Semantic Grouping
Semantic grouping is the process of aggregating mechanical chunks into logical units based on the structure of the source code. This ensures that related changes stay together and that each commit results in syntactically valid code.
Tree-sitter Integration
Codestory CLI uses tree-sitter to parse source files into Abstract Syntax Trees (ASTs). Unlike line-based diffs, ASTs provide a structured representation of the code, allowing the engine to understand the boundaries of functions, classes, and other logical blocks.
Grouping Mechanisms
1. Scope-Based Grouping
The engine identifies the "scope" of each change. If a modification occurs within a function or class, the entire scope is treated as a single unit. This prevents a commit from containing only half of a function definition, which would break the build.

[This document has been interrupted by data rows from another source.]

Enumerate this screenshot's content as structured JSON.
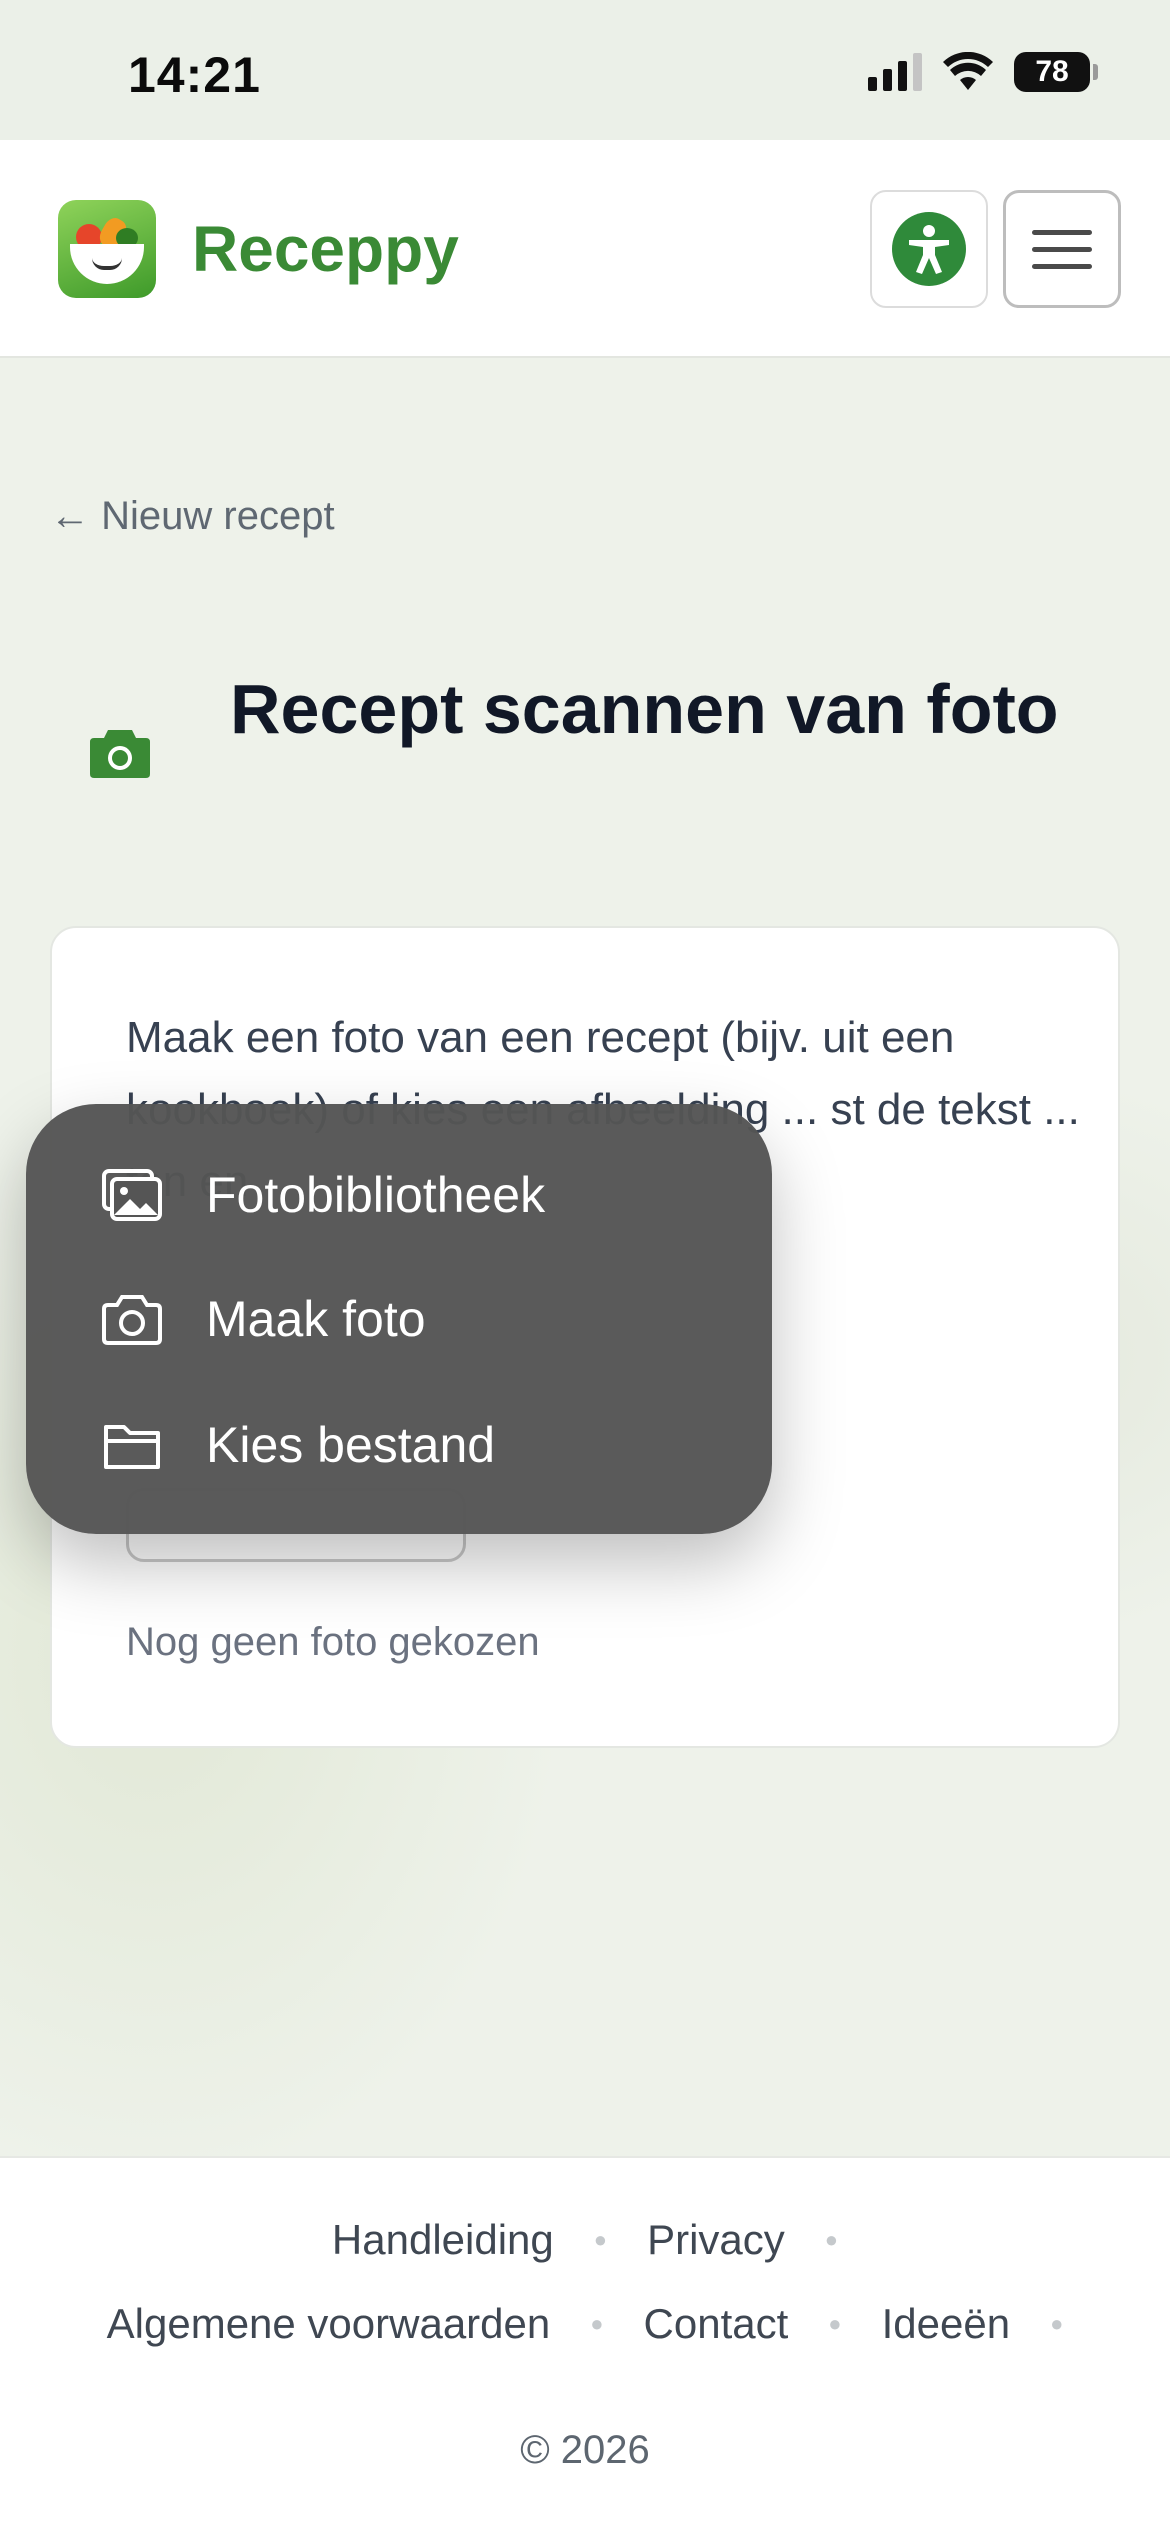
{
  "status_bar": {
    "time": "14:21",
    "battery": "78"
  },
  "header": {
    "brand": "Receppy"
  },
  "nav": {
    "back_link": "← Nieuw recept"
  },
  "page": {
    "title": "Recept scannen van foto"
  },
  "card": {
    "description": "Maak een foto van een recept (bijv. uit een kookboek) of kies een afbeelding ... st de tekst ... ten en",
    "status": "Nog geen foto gekozen"
  },
  "popup": {
    "items": [
      {
        "label": "Fotobibliotheek",
        "icon": "photo-library-icon"
      },
      {
        "label": "Maak foto",
        "icon": "camera-icon"
      },
      {
        "label": "Kies bestand",
        "icon": "folder-icon"
      }
    ]
  },
  "footer": {
    "links": [
      "Handleiding",
      "Privacy",
      "Algemene voorwaarden",
      "Contact",
      "Ideeën"
    ],
    "copyright": "© 2026"
  },
  "colors": {
    "brand": "#3a8a35",
    "accent": "#2f8a3a",
    "popup_bg": "#555555"
  }
}
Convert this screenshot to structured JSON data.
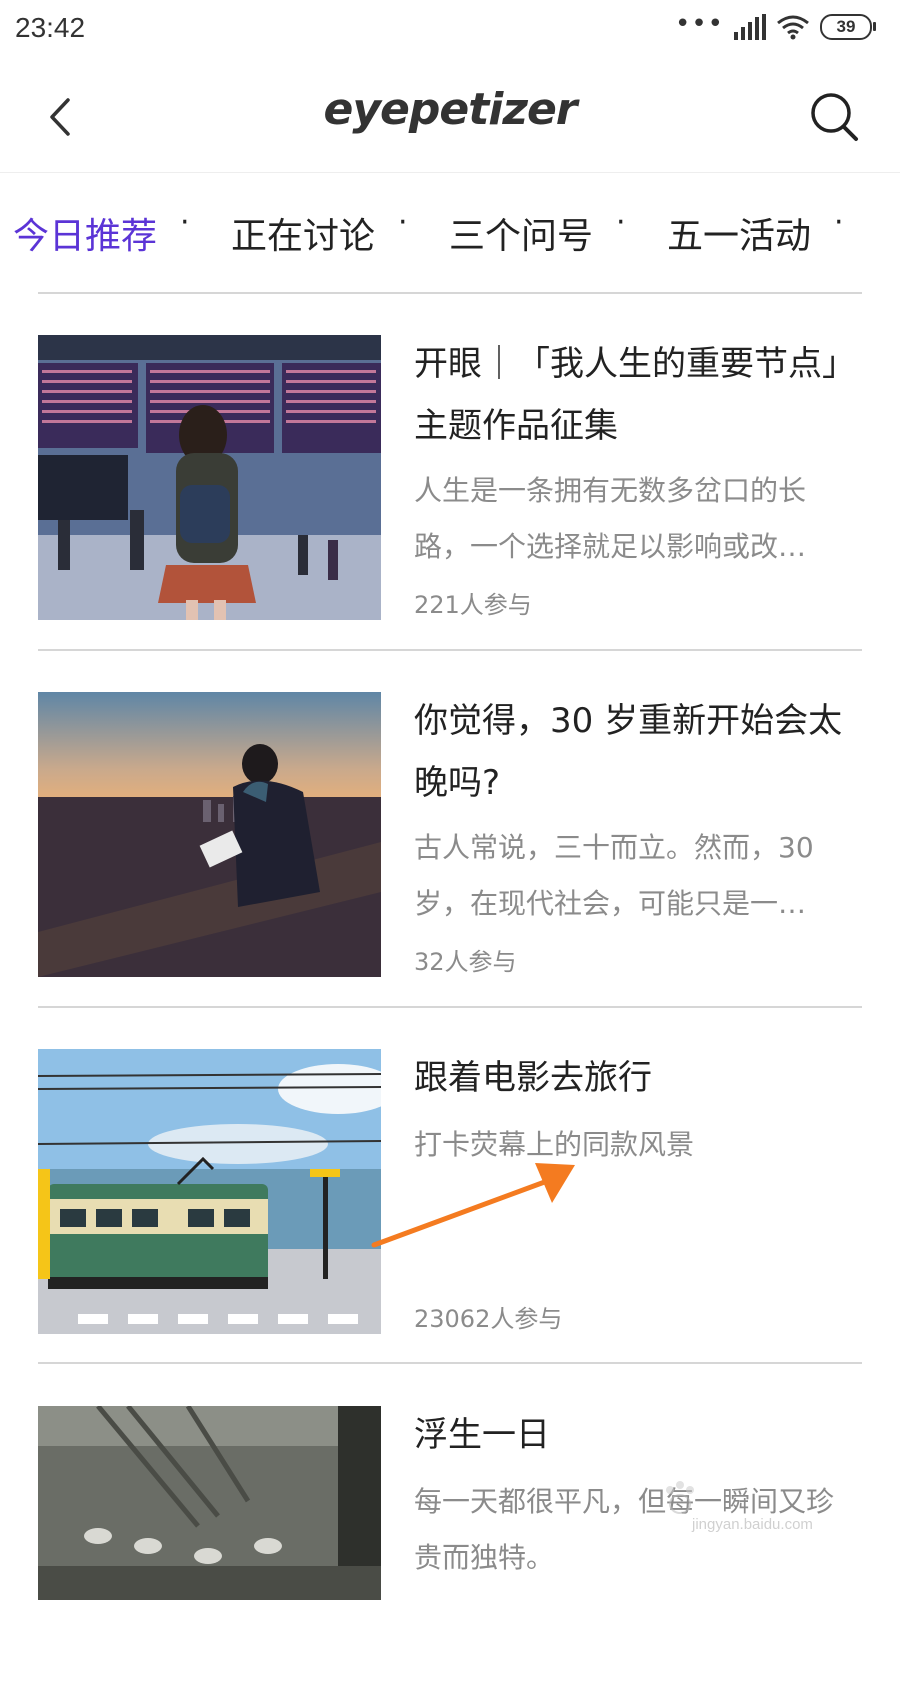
{
  "status_bar": {
    "time": "23:42",
    "battery": "39",
    "dots": "•••"
  },
  "header": {
    "logo": "eyepetizer"
  },
  "tabs": [
    {
      "label": "今日推荐",
      "active": true
    },
    {
      "label": "正在讨论",
      "active": false
    },
    {
      "label": "三个问号",
      "active": false
    },
    {
      "label": "五一活动",
      "active": false
    }
  ],
  "tab_separator": "·",
  "items": [
    {
      "title": "开眼｜「我人生的重要节点」主题作品征集",
      "desc": "人生是一条拥有无数多岔口的长路，一个选择就足以影响或改…",
      "count": "221人参与"
    },
    {
      "title": "你觉得，30 岁重新开始会太晚吗?",
      "desc": "古人常说，三十而立。然而，30 岁，在现代社会，可能只是一…",
      "count": "32人参与"
    },
    {
      "title": "跟着电影去旅行",
      "desc": "打卡荧幕上的同款风景",
      "count": "23062人参与"
    },
    {
      "title": "浮生一日",
      "desc": "每一天都很平凡，但每一瞬间又珍贵而独特。",
      "count": ""
    }
  ],
  "annotation_arrow_color": "#f47b20",
  "accent_color": "#5b34d6",
  "watermark": {
    "text": "jingyan.baidu.com"
  }
}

2. Symbol-Based Grouping (Links)
Codestory CLI tracks identifiers (symbols) across the codebase. If a change modifies a function definition, the engine can automatically group it with changes to the call sites of that function, even if they are in different files.
Language Configuration
Each supported language has a configuration that defines how to identify scopes and symbols using tree-sitter queries.
Example configuration for Python:
{
"python": {
"root_node_name": "module",
"shared_token_queries": {
"identifier_class": {
"general_queries": ["((identifier) @placeholder)"],
"definition_queries": [
"(assignment left: (identifier) @placeholder)",
"(class_definition name: (identifier) @placeholder)",
"(function_definition name: (identifier) @placeholder)"
]
}
},
"scope_queries": {
"named_scope": [
"((function_definition name: (identifier) @placeholder.name) @placeholder)",
"((class_definition name: (identifier) @placeholder.name) @placeholder)"
]
},
"comment_queries": ["((comment) @placeholder)"],
"share_tokens_between_files": "True"
}
}
Benefits
- Syntactic Integrity: Commits are guaranteed to be parsable.
- Contextual Cohesion: Related changes are kept together automatically.
- Cross-File Intelligence: Changes are linked across the project based on symbol usage.